Solucionado ese problema, Ed inmediatamente le resuelve también el del alojamiento. Hay una habitación disponible en el recinto, le anuncia, y si a Nick no le espanta la idea de pasarse la noche bajo tierra, se puede quedar allí sin tener que pagar nada. Haciéndole una seña para que lo siga, Ed camina inseguro por uno de los pasillos centrales, avanzando cautelosamente con sus tobillos doloridos e hinchados, hasta que llega a la pared de bloques grises del lado izquierdo de la estancia. A veces me quedo a dormir aquí, dice, mientras se mete la mano en el bolsillo para sacar las llaves. Es un cuartito muy agradable.

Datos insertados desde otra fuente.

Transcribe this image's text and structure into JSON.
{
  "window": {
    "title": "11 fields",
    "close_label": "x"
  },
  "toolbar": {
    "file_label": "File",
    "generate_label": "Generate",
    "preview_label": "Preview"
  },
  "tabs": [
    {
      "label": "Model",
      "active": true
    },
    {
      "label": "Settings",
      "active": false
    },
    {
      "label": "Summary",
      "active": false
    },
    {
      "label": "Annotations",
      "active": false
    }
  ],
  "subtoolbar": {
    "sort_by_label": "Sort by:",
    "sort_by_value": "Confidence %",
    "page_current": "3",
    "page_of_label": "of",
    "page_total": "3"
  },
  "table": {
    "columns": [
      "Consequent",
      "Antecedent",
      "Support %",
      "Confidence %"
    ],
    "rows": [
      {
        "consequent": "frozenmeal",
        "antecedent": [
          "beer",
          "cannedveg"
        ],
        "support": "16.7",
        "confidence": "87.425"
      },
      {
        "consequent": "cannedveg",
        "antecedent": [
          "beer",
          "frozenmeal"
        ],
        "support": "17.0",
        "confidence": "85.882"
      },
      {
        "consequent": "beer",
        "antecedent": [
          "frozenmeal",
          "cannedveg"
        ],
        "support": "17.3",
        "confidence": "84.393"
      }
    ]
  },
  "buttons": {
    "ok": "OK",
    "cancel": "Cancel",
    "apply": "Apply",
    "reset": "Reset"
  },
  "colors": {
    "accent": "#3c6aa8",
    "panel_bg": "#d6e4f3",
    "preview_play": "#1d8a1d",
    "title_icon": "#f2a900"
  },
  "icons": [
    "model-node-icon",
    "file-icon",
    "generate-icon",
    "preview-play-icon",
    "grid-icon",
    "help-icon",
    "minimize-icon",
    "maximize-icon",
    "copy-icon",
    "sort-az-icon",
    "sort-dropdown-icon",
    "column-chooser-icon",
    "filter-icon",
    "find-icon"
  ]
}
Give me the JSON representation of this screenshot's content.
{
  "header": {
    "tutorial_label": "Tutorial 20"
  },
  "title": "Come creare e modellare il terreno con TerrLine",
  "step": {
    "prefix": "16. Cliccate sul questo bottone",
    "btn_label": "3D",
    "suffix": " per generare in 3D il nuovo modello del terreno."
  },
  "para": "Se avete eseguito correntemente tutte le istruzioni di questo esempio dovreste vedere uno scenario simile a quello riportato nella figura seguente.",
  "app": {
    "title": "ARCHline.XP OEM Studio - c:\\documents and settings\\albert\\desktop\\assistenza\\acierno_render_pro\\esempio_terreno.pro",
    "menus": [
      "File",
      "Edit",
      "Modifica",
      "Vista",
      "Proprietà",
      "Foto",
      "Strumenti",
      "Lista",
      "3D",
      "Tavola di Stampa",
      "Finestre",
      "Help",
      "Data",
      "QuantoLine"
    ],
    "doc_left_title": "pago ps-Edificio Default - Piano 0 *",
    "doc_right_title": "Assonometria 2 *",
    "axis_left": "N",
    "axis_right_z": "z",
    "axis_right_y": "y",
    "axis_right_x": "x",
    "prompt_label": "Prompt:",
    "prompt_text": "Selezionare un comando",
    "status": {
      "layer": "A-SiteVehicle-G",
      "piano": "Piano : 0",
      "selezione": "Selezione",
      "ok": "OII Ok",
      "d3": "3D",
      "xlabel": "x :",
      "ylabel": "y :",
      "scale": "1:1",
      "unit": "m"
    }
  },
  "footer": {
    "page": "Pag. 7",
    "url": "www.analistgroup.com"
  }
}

Hay una puerta metálica empotrada en la pared, y como no sobresale y es del mismo tono gris del muro, Nick no ha reparado en ella cuando ha pasado por allí unos minutos antes. Al igual que la puerta de madera de entrada situada al otro extremo de la estancia, ésta no tiene pomo ni picaporte, y Ed la abre hacia dentro con un suave empujón de la mano. Sí, dice cortésmente Nick al entrar, es una habitación cómoda, aunque la encuentra más bien deprimente, sin adornos y con tan pocos muebles como el cuarto de la pensión de Ed. Pero dispone de todo lo necesario; salvo de ventana, claro está, de la posibilidad de mirar hacia fuera. Cama, mesa y silla, frigorífico, hornillo, retrete, aparador lleno de latas de conservas.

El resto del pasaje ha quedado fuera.